In her liner notes, trombonist Katja Toivola writes, "We don't get to play together as often as we would like but when we do, all the pieces just seem to click together, wonderful musical things happen intuitively and the gigs (and recording sessions) are tons of fun." You hear the warmth and the affection for the music and the experience of playing it with good friends. I believe that the band is a joyful experience, but if you're going to ask fans to spend money on a CD, you have to think about what you're offering them. In 2012, asking people to buy a song list this familiar - no matter how well-performed - is asking a lot.
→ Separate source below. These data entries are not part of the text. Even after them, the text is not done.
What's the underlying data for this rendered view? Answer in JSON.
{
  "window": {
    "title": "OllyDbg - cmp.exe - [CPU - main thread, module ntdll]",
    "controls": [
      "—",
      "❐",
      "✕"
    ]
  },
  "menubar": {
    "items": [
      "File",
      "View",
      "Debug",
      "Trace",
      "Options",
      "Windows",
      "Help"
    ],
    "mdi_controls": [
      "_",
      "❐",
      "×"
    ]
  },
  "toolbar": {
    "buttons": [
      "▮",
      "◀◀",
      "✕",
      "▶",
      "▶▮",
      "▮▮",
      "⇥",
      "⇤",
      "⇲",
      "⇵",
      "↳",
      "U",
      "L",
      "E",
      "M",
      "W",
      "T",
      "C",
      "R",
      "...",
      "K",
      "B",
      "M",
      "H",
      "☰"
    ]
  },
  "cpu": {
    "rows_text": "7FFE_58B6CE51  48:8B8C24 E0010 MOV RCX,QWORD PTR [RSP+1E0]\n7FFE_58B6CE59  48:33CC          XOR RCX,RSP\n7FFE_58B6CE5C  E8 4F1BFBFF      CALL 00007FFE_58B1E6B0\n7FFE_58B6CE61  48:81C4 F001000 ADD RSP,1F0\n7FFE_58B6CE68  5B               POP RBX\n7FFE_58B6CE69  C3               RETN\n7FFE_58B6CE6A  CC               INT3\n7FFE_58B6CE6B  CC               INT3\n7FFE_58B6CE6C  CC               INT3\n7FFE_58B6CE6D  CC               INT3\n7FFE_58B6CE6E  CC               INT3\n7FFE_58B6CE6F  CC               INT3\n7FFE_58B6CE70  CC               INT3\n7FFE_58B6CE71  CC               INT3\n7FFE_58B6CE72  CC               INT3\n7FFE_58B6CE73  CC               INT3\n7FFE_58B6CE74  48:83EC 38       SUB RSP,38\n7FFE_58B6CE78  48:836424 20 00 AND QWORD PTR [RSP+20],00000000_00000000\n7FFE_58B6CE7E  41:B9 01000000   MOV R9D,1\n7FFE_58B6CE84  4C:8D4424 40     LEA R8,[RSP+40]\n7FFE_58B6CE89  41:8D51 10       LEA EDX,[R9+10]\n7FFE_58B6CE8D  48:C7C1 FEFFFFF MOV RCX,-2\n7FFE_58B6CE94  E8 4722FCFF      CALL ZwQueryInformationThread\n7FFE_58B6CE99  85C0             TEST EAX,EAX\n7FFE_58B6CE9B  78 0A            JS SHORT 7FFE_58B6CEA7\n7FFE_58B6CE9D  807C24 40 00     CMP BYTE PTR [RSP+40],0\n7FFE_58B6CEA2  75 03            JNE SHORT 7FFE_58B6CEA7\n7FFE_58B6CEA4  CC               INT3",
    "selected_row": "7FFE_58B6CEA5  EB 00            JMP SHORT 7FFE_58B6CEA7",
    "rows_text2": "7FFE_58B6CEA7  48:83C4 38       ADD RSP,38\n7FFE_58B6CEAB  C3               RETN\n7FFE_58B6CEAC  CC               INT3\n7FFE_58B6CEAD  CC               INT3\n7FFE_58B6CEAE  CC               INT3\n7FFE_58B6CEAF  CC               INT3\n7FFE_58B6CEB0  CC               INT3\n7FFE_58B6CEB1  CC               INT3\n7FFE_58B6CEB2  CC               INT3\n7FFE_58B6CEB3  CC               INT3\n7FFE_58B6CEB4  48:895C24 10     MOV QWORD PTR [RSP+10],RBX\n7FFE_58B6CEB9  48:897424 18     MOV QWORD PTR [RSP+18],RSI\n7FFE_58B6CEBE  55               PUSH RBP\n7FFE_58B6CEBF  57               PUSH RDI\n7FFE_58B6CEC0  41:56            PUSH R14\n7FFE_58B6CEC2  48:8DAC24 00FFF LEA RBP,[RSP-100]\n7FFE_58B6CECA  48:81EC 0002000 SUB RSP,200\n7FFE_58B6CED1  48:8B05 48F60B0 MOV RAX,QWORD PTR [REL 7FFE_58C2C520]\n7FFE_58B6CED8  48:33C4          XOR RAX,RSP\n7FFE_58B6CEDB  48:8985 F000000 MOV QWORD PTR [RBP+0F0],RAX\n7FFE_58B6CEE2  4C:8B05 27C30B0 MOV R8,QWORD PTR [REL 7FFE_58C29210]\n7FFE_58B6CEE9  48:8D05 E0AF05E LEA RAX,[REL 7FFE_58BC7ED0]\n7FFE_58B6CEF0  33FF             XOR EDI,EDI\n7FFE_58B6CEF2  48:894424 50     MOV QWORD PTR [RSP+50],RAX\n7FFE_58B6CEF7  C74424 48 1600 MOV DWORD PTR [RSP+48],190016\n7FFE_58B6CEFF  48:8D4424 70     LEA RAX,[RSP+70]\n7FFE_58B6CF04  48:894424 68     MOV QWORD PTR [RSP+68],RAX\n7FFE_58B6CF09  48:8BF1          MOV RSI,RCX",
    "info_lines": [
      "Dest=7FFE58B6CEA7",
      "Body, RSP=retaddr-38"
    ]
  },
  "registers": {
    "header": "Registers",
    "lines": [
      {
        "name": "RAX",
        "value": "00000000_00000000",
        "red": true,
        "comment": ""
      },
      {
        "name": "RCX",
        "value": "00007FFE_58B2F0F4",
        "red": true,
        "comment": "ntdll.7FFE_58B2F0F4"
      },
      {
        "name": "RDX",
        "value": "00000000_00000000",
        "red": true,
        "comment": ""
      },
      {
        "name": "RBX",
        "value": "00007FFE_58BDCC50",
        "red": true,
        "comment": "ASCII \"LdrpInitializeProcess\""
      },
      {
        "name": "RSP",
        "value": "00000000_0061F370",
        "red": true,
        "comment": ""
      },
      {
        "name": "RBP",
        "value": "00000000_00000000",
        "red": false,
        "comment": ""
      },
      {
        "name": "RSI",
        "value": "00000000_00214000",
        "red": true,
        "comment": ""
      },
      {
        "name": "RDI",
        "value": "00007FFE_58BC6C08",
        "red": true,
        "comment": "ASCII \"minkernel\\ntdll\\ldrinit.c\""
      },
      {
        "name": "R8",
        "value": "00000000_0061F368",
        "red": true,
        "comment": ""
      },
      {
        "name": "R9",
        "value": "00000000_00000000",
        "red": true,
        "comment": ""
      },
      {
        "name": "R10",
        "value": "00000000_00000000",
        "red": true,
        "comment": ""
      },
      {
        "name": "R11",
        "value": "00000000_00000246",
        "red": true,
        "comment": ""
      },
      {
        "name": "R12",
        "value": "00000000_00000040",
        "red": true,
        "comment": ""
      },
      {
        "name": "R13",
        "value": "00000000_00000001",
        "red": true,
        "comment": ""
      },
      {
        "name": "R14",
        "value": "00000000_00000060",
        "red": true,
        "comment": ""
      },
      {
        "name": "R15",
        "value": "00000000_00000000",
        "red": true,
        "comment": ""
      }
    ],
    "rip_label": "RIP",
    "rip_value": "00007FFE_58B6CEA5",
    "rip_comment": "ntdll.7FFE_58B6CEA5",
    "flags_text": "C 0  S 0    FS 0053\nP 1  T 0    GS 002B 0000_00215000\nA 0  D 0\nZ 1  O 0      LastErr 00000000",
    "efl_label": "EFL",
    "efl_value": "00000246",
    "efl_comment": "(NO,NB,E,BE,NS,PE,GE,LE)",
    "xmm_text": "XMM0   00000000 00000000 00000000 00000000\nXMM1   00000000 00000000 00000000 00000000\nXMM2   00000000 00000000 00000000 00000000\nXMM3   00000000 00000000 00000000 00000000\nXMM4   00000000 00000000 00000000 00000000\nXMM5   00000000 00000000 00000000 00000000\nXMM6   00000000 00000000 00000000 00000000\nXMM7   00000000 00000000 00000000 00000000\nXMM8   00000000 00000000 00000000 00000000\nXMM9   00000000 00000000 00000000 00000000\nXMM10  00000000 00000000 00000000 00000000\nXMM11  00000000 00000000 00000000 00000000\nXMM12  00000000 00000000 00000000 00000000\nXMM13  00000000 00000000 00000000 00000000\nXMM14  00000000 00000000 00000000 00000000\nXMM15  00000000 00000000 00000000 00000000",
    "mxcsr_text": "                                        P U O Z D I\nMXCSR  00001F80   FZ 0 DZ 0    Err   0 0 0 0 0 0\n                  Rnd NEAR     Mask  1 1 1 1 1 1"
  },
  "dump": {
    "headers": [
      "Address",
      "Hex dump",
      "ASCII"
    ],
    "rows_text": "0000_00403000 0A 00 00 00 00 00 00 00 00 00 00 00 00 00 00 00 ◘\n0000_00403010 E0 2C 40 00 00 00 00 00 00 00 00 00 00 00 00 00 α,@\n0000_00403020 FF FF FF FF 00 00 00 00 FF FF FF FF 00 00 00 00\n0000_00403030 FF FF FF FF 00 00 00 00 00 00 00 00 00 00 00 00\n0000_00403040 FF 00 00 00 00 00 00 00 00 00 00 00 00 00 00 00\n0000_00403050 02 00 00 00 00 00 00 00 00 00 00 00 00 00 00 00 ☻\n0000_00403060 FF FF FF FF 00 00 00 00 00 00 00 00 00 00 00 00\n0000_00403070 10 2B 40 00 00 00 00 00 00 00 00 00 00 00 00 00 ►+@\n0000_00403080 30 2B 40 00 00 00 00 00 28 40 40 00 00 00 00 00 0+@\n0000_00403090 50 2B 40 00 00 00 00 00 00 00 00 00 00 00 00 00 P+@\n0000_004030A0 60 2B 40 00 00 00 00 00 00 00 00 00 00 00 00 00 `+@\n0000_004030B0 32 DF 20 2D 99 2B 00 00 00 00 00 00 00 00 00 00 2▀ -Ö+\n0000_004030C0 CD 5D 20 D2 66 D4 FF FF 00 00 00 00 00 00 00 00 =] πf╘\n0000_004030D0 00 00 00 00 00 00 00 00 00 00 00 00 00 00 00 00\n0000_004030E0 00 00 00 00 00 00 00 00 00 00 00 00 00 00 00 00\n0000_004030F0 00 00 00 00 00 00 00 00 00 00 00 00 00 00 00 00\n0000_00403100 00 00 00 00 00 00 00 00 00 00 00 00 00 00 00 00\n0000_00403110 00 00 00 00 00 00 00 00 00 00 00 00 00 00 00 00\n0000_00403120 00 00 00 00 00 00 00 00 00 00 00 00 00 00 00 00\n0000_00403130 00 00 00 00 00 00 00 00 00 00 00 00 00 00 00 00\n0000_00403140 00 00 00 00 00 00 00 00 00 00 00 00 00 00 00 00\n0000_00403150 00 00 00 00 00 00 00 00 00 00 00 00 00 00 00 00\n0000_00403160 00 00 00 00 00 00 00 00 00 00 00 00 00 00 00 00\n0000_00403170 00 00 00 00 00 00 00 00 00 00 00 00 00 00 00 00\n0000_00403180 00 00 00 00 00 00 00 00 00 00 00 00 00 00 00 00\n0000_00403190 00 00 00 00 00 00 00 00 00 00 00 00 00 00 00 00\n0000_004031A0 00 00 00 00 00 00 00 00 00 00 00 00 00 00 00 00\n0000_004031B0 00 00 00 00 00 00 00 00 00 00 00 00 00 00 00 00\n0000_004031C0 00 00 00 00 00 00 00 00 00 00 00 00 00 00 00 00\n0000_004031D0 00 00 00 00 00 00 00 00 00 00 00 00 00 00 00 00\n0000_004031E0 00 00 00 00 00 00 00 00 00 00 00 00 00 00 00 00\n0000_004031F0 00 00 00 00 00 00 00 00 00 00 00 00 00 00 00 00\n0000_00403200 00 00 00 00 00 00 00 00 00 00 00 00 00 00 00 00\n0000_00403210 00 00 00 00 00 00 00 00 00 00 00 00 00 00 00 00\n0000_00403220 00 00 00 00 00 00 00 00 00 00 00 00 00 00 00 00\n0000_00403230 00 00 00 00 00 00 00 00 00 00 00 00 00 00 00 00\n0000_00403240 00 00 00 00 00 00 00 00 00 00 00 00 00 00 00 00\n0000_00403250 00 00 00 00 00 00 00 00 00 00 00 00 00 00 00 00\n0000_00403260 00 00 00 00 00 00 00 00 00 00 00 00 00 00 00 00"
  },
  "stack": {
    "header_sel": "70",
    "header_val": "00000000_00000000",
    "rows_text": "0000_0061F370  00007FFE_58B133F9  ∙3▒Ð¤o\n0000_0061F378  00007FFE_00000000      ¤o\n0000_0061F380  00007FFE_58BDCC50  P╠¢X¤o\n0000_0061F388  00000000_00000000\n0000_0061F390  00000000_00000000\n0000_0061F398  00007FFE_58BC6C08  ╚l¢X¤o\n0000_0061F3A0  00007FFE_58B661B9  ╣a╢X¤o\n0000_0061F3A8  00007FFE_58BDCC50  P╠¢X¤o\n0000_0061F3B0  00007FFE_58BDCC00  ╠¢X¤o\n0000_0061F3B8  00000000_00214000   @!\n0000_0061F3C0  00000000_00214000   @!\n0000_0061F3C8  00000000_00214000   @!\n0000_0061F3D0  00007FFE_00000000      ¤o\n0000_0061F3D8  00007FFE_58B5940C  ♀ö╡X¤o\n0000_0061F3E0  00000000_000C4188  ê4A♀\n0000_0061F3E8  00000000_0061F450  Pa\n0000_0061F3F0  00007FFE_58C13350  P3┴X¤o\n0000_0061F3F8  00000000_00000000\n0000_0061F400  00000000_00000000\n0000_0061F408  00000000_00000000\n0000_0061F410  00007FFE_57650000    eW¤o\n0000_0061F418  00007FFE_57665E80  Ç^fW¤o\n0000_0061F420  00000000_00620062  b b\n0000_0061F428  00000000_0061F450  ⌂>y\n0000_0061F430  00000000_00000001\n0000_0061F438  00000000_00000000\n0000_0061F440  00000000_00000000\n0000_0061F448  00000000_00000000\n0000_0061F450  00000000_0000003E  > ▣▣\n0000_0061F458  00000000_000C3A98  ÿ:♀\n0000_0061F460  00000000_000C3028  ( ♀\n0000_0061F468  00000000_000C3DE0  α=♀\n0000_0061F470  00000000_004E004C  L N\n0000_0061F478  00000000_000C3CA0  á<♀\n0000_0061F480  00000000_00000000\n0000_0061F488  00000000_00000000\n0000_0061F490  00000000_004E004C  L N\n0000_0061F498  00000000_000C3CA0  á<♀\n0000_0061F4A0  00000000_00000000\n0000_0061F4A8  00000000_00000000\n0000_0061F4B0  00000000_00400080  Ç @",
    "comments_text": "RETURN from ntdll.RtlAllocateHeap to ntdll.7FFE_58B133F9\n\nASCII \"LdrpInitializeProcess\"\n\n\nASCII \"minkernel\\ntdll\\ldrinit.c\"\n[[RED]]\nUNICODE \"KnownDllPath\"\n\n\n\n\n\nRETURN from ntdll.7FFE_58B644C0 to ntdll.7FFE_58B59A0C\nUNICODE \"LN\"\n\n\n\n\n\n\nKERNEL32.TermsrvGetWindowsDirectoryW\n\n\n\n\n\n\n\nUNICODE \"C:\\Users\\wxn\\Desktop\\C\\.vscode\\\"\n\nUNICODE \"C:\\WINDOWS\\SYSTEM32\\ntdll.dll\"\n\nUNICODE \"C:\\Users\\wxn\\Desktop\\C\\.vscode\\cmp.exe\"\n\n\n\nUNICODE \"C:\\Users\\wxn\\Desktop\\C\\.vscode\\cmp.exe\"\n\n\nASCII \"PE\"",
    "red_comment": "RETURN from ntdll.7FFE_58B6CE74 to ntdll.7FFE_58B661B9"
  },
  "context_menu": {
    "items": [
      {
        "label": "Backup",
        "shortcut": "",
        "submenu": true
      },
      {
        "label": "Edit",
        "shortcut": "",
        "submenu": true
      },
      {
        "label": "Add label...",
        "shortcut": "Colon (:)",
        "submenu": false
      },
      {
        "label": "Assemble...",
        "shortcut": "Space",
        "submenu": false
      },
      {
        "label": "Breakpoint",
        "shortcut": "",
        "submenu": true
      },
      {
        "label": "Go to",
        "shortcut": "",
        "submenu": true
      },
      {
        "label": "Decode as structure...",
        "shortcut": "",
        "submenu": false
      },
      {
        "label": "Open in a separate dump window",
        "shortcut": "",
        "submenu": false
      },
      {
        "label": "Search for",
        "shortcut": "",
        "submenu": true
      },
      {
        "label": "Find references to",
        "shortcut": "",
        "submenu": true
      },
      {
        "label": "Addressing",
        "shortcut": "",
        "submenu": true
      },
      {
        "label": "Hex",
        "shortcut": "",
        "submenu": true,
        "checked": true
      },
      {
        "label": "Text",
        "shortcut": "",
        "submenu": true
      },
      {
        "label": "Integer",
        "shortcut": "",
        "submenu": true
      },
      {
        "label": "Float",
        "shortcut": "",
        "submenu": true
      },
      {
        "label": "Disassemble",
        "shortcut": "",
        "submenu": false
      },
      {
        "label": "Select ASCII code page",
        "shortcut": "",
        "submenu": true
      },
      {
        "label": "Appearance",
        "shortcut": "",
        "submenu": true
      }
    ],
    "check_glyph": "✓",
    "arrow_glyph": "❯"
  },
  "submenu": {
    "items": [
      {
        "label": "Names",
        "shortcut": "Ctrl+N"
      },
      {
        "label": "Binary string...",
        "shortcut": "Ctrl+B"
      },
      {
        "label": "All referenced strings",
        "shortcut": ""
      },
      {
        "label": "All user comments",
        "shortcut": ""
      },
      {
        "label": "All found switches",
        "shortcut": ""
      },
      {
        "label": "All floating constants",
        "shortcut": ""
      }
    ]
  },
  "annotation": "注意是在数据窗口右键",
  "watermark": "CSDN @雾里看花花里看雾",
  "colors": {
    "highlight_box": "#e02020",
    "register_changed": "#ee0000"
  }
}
Graceland 25th Anniversary Edition
Early this summer, NPR's "All Songs Considered" started the try to determine the great albums we can all agree on, and the hosts advanced Graceland as a possibility. I wasn't buying it until I actually heard the album again and the hits and overly familiar tracks were put back in context. Taken once again as a whole, what's striking is how from music to words, Simon creates music that is simultaneously urban and rural, American and African, pop and folk, and it's at its weakest when its narrowed ("Under African Skies," "Homeless"). The weird Manhattan romance of "I Know What I Know" seems even stranger set to a South African soundtrack, and the country gospel underpinnings of "Graceland" are gently pointed up by ringing, uplifting guitars.
Also packaged with the album is a DVD of the documentary Under African Skies, which is really uncomfortable viewing. The movie looks back at the recording sessions in South Africa in 1984 during Apartheid, and it brings back the controversy that initially accompanied the album because Simon violated an international ban on cultural exchange to help put pressure on the South African government. The movie makes clear that Simon knew what he was doing and did it anyway. He went to Harry Belafonte for advice, who recommended that he clear it with the African National Congress first. Simon chose not to, then when he asked for their blessings after the fact and didn't get them, saw them as the bad guys. It's embarrassing to watch the privileged white man not recognize that he is the privileged white man and seemingly not question how racial and economic differences might affect the relationships around him. A less problematic look into the recording of the album comes with the last of the bonus tracks, the nine-minute-long "Story of 'Graceland'," in which Simon goes inside the process of building the title track.